J'ai suivi une formation en sociologie à Lille puis à Angers jusqu'à l'obtention d'un DESS en développement local. J'ai réalisé diverses enquêtes pour des collectivités locales et des associations. Actuellement, je suis chargé d'études sociologiques à Lille. J'effectue en parallèle des missions d'études ou d'évaluation dans le domaine de la culture, notamment.



Pourquoi un ouvrage sur la culture gothique ? Avez-vous personnellement été attiré par ce milieu ?
Tout d'abord, je suis intéressé par les cultures en marge ainsi que les sociabilités autour de la musique ou d'autres pratiques culturelles. Je ne peux nier une attirance personnelle, une curiosité à l'égard des cultures subversives aux contours mal définis. L'amalgame avec le satanisme, qui est souvent véhiculé par les médias, m'a toujours interpellé et m'a donné envie de comprendre réellement ce qu'était le mouvement gothique, c'est-à-dire d'un point de vue sociologique. Toutefois, l'opposition entre culture marginale et société dominante n'était pas le point central de ma problématique. Mon étude visait plutôt à rendre compte de la dimension esthétique contenue dans les rapports sociaux et de la construction de normes et d'un langage esthétique qui seraient propres au milieu gothique.

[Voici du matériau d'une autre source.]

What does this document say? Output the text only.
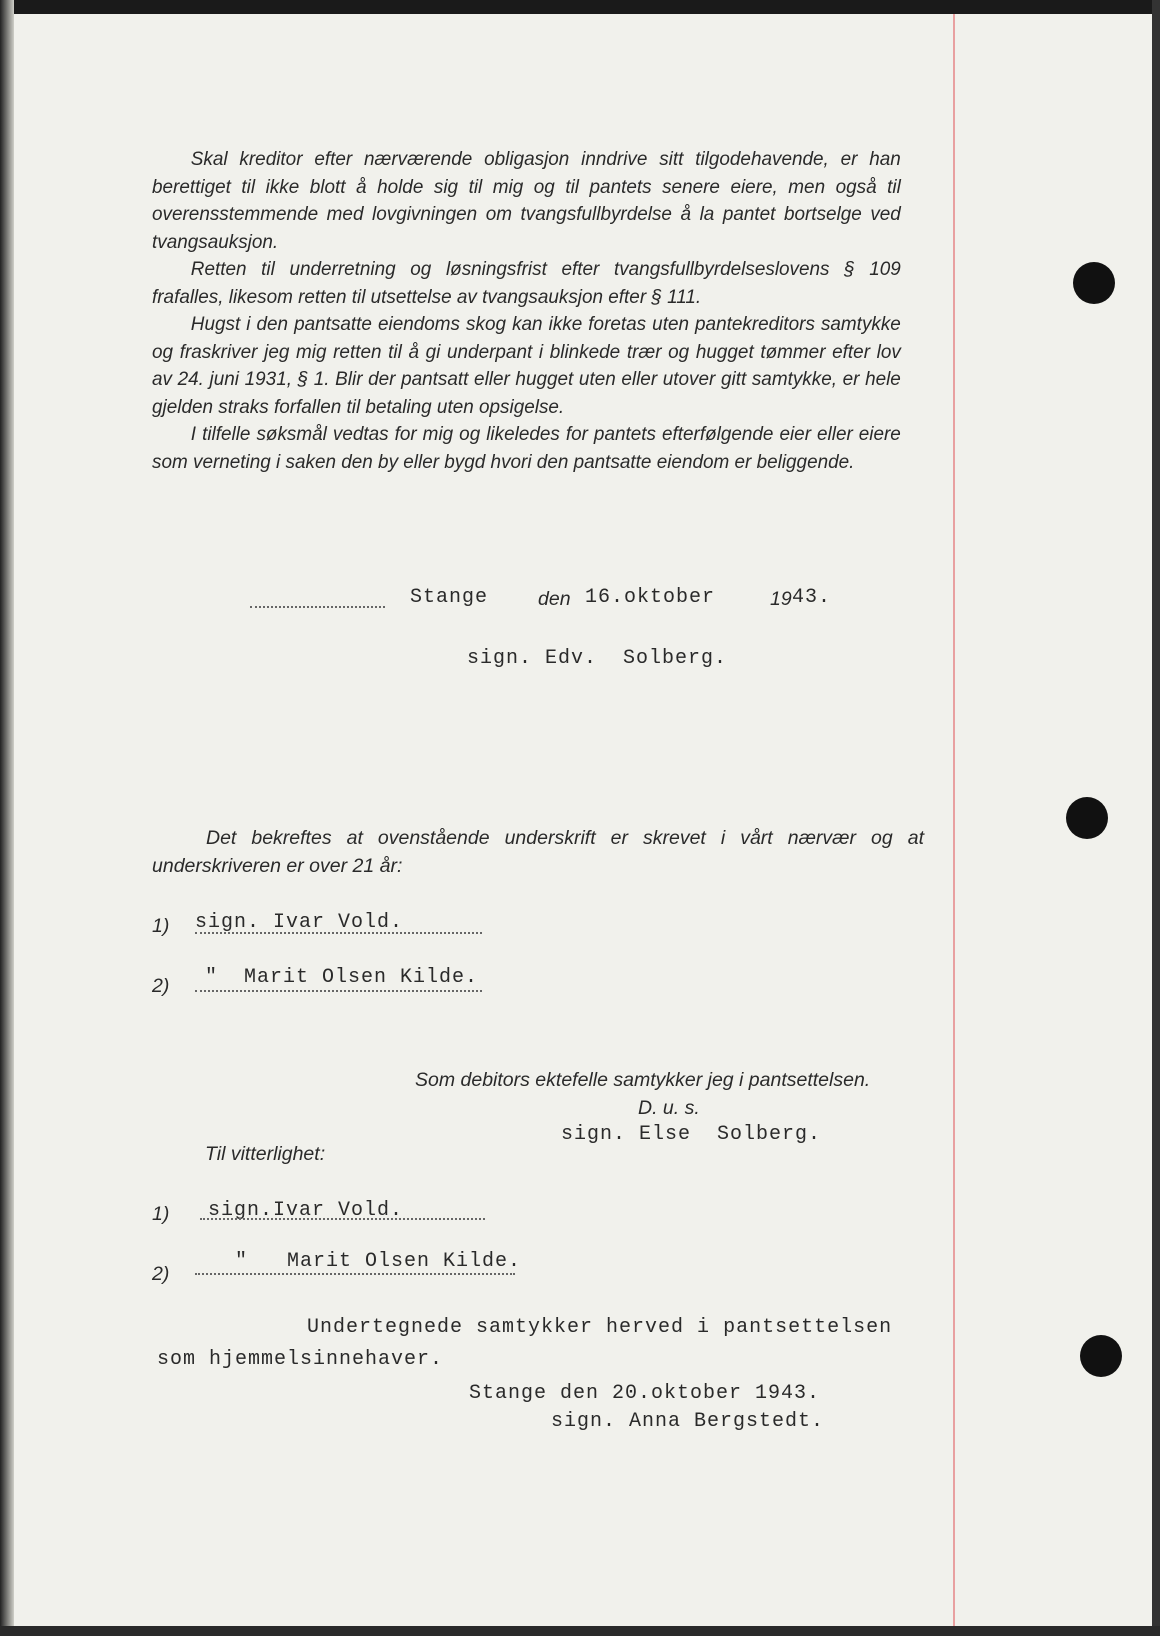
Skal kreditor efter nærværende obligasjon inndrive sitt tilgodehavende, er han berettiget til ikke blott å holde sig til mig og til pantets senere eiere, men også til overensstemmende med lovgivningen om tvangsfullbyrdelse å la pantet bortselge ved tvangsauksjon.

Retten til underretning og løsningsfrist efter tvangsfullbyrdelseslovens § 109 frafalles, likesom retten til utsettelse av tvangsauksjon efter § 111.

Hugst i den pantsatte eiendoms skog kan ikke foretas uten pantekreditors samtykke og fraskriver jeg mig retten til å gi underpant i blinkede trær og hugget tømmer efter lov av 24. juni 1931, § 1. Blir der pantsatt eller hugget uten eller utover gitt samtykke, er hele gjelden straks forfallen til betaling uten opsigelse.

I tilfelle søksmål vedtas for mig og likeledes for pantets efterfølgende eier eller eiere som verneting i saken den by eller bygd hvori den pantsatte eiendom er beliggende.

Stange	den 16.oktober	19 43.
sign. Edv.  Solberg.
Det bekreftes at ovenstående underskrift er skrevet i vårt nærvær og at underskriveren er over 21 år:
1) sign. Ivar Vold.
2) "  Marit Olsen Kilde.
Som debitors ektefelle samtykker jeg i pantsettelsen.
D. u. s.
sign. Else  Solberg.
Til vitterlighet:
1) sign.Ivar Vold.
2)
"   Marit Olsen Kilde.
Undertegnede samtykker herved i pantsettelsen
som hjemmelsinnehaver.
Stange den 20.oktober 1943.
sign. Anna Bergstedt.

Le choix de ce sujet s'explique aussi par les affinités personnelles que j'ai pu entretenir avec cette imaginaire gothique que l'on retrouve dans certaines expressions musicales, graphiques ou cinématographiques. Ainsi, l'univers gothique ne m'était pas complètement étranger mais je ne connaissais pas le " milieu " en tant que tel.
Je pense que quelque soit la thématique étudiée, il y a un moment donné une connivence qui s'établit entre le chercheur et son objet. La prise de recul et l'objectivité assurent en partie la validité scientifique de l'enquête mais dans le cadre d'une sociologie " compréhensive ", je pense que l'on peut être amené, à se mettre dans le peau de l'auditeur ou du spectateur, et apprécier ainsi la partie sensible des faits sociaux…quitte à la déconstruire ensuite.



Comment avez-vous entrepris vos recherches sur le milieu gothique ? Avez-vous infiltré la communauté pour mener à bien vos investigations ?
Cette recherche se base essentiellement sur une enquête de terrain : un travail d'observation et d'entretiens. Quelques amis et connaissances dans le Nord de la France m'ont orienté vers deux ou trois personnes fréquentant le milieu gothique qui elles-mêmes m'ont présenté d'autres amateurs de culture dark, et ainsi de suite. En dehors de ces entretiens en face à face menés à Lille et à Paris (avec des passionnés, des disquaires, des journalistes, des animateurs radio, etc.), j'ai également interrogé des gens par le biais de questionnaires distribués un peu partout en France.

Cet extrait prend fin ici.